ARTICLE ABSTRACTThe B7 homolog 4 (B7-H4, VTCN1) is an immune checkpoint molecule that negatively regulates immune responses and is known to be overexpressed in many human cancers. Previously, we generated a mouse anti-human B7-H4 mAb that did not have a significant antitumor effect in vivo probably because of molecule instability. In this study, we designed a B7-H4/CD3-bispecific antibody (BsAb) and investigated its antitumor activity in vitro and in vivo using a humanized mouse model.
cDNAs of the antibody-binding fragment (Fab)–single-chain variable fragment (scFv) and scFv-scFv of the anti-B7-H4/CD3 BsAb were synthesized, and the BsAb antibodies were produced in HEK293 cells. The antitumor activity against human breast cancer cells by human peripheral blood mononuclear cells (hPBMC) with BsAb was measured by lactate dehydrogenase release in vitro, and in vivo using hPBMC-transplanted MHC class I- and class II–deficient NOG mice.

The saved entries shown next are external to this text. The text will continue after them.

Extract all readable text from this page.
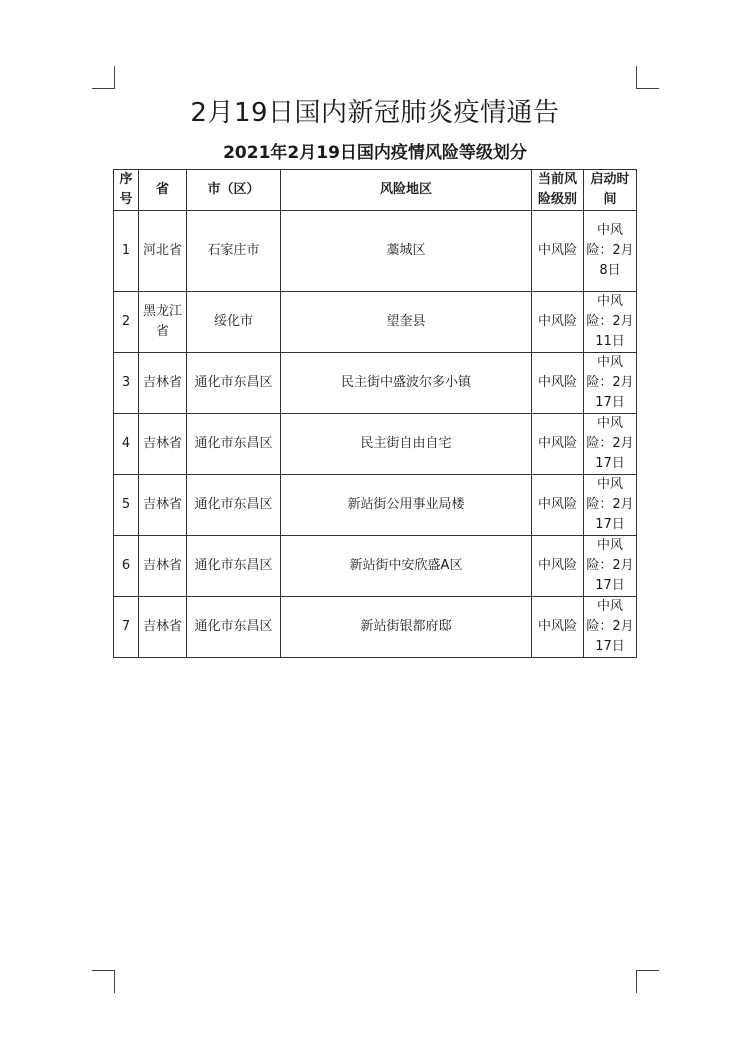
2月19日国内新冠肺炎疫情通告
2021年2月19日国内疫情风险等级划分
序号	省	市（区）	风险地区	当前风险级别	启动时间
1	河北省	石家庄市	藁城区	中风险	中风险：2月8日
2	黑龙江省	绥化市	望奎县	中风险	中风险：2月11日
3	吉林省	通化市东昌区	民主街中盛波尔多小镇	中风险	中风险：2月17日
4	吉林省	通化市东昌区	民主街自由自宅	中风险	中风险：2月17日
5	吉林省	通化市东昌区	新站街公用事业局楼	中风险	中风险：2月17日
6	吉林省	通化市东昌区	新站街中安欣盛A区	中风险	中风险：2月17日
7	吉林省	通化市东昌区	新站街银都府邸	中风险	中风险：2月17日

hPBMCs with anti-B7-H4/CD3 BsAbs successfully lysed the human breast cancer cell line MDA-MB-468 (EC50: 0.2 ng/mL) and other B7-H4+ cell lines in vitro. When BsAb was injected in a humanized mouse model, there was an immediate and strong antitumor activity against MDA-MB-468, HCC-1954, and HCC-1569 tumors and CD8+ and granzyme B+ CTL infiltration into the tumor, and there were no adverse effects after long-term observation. CD8+ T-cell depletion by an anti-CD8 antibody mostly reduced the antitumor effect of BsAb in vivo.
An anti-B7-H4/CD3 BsAb may be a good therapeutic tool for patients with B7-H4+ breast cancers.